Nonetheless, the oscillation of markets between pessimism and optimism is not a sign of robust economic health. Considering the background and track record of Milei’s economic team, it is evident that this is a primary concern for the government. However, markets do not cast votes, particularly not on the day of elections. The outcome of the Milei programme hinges on the actions taken by the government moving forward. The path ahead remains evident, necessitating that the Milei administration abandon aggressive tactics in favor of more prudent economic policies and improved political strategies. This week, amidst the market celebrations over the promised US cash, Gita Gopinath – who until three weeks ago served as the deputy managing director of the International Monetary Fund – stated unequivocally “US support is certainly helpful to prevent speculative currency moves.” Nonetheless, sustainable advancement will necessitate Argentina’s transition to a more adaptable exchange rate framework, the accumulation of reserves, and the cultivation of domestic backing for its reforms. Gopinath undoubtedly proposed those identical recommendations during her tenure with the IMF management. It is probable that she was overridden by the political determination of the IMF’s board to continue backing Argentina, notwithstanding the discrepancies present. Perhaps this is one of the factors that influenced her decision to depart and express her genuine opinions, now that she has gained a clearer perspective from her academic role at Harvard University.

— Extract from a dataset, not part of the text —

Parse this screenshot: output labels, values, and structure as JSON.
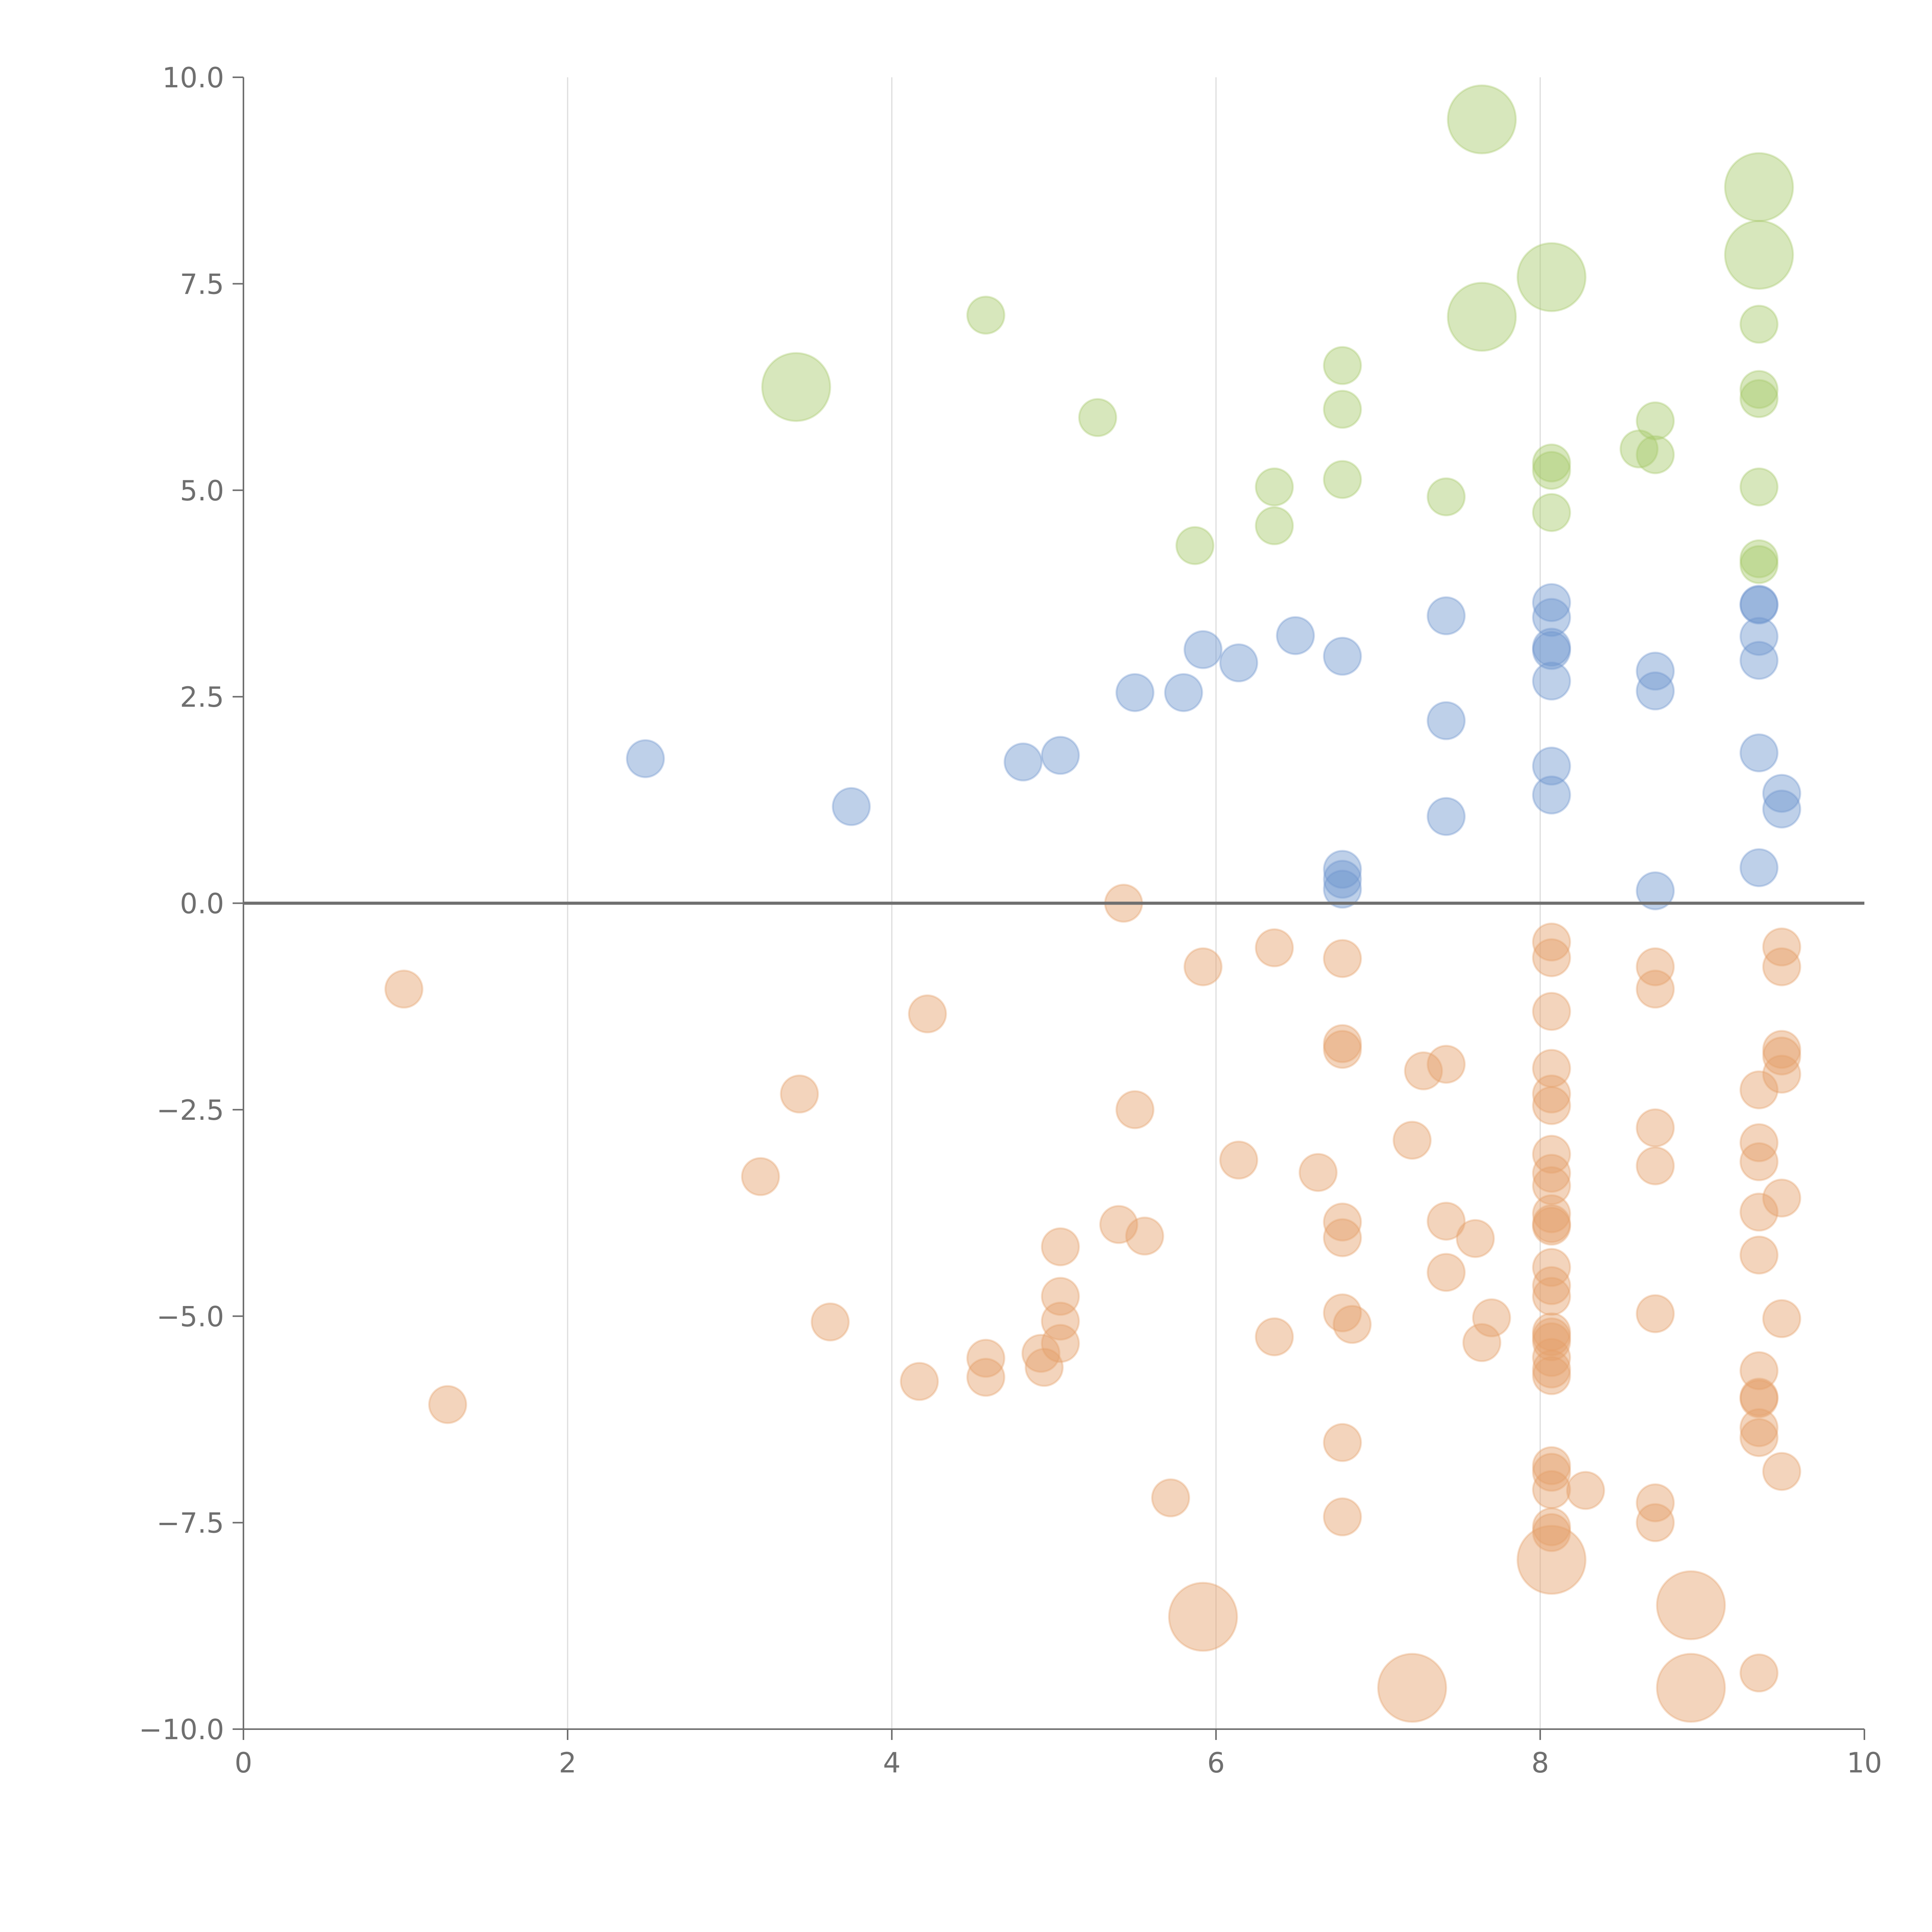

The government must refrain from presuming that its fortunate circumstances will persist indefinitely. Voters in Buenos Aires Province signaled earlier this month that the economic program, despite its relative success, faces electoral constraints. If it goes awry, those constraints will be breached, and failure will become a reality, rather than a mere possibility, by the time 2027 arrives. In his address to the United Nations General Assembly this week, Milei articulated that the world is confronting a contradiction between the present and the future. He stated it was a dilemma encompassing “political, economic and philosophical dimensions.” The issue, he articulated, is that political leaders are opting to indulge in the present, even at the cost of jeopardizing the future. “Today’s bread means tomorrow’s hunger,” he stated, with a touch of poetic flair. Milei highlighted his administration’s primary accomplishment of achieving a fiscal surplus. Conversely, he may wish to implement the same approach regarding his government’s perpetual requirement to absorb increasing amounts of US dollars through unmanageable foreign debt.